Let he who has not sinned cast the first stone. Unfortunately, Anwar too has sinned so he should refrain from this stone throwing exercise. Anwar needs to instead come clean and admit the many mistakes he made while in government. As Zainur Zakaria said, you can’t say that you were powerless and blame it all on Mahathir. If you really did not agree with Mahathir, you should have resigned and spoken out then — not speak now after Mahathir had thrown you out. What would happen if Mahathir had not thrown you out? Or what would happen if Mahathir had resigned and allowed you to take over as Prime Minister? Would you then speak the way you are speaking today? Or would you continue with all the bad policies that you inherited from Mahathir?

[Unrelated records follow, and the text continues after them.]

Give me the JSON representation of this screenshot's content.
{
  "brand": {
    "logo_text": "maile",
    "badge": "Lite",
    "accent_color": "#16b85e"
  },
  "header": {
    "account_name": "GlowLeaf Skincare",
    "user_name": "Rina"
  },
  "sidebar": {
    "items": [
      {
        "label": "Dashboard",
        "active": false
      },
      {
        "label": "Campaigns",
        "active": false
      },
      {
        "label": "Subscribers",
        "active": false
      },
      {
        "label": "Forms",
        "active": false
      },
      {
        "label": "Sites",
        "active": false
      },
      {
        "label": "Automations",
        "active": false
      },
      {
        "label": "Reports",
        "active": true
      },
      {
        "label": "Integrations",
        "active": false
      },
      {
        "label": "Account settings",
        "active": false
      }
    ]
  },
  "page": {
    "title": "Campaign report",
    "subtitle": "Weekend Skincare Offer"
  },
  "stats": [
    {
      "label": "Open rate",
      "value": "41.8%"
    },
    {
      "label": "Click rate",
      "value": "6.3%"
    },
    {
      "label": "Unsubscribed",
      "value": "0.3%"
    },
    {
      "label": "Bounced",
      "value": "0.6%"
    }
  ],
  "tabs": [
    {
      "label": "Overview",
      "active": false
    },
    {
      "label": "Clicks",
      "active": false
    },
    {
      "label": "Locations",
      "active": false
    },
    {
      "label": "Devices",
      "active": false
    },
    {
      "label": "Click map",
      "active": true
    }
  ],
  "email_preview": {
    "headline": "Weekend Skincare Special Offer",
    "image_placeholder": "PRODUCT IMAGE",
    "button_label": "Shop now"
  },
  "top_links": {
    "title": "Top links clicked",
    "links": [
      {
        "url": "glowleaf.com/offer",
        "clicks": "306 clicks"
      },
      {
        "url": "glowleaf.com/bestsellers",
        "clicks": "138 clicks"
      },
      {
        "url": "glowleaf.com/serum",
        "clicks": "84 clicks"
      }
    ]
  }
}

Malaysia has many laws which even Anwar does not agree with and today speaks out against. Malaysia is highly regulated and tightly controlled in every aspect. Civil liberties and fundamental rights are violated at will. Many laws in fact violate the Federal Constitution of Malaysia. But we did not hear Anwar speaking out against these laws when he was in power. Anwar in fact used some of these laws himself to curtail the opposition. What gives him the moral right to oppose these laws today?
This does not mean Anwar should therefore support these laws today. Bad laws are bad laws and should be opposed, especially if they violate the Constitution. But Anwar cannot remain silent and pretend he did not go along with all these transgressions when he was in power. He cannot criticise and act as if he has been criticising these transgressions all his life. He did not when he was in power. He is only doing that now that he is out of power.
Anwar would gain more credibility if he confesses his mistakes and repents. Everyone makes mistakes and the avenue to repentance is always open (jalan ke taubat sentiasa terbuka). But to pretend you made no mistakes while pointing out the mistakes of others will just allow people to point out what you did when you were in power, which is the same thing you are today criticising others of doing.
It is not difficult to reveal the mistakes of others. It is the big man who admits his own mistakes, which is more difficult. And you cannot repent unless you admit your mistakes. And until you do admit them, then no would believe you are repentant but that you are still the same old Anwar Ibrahim.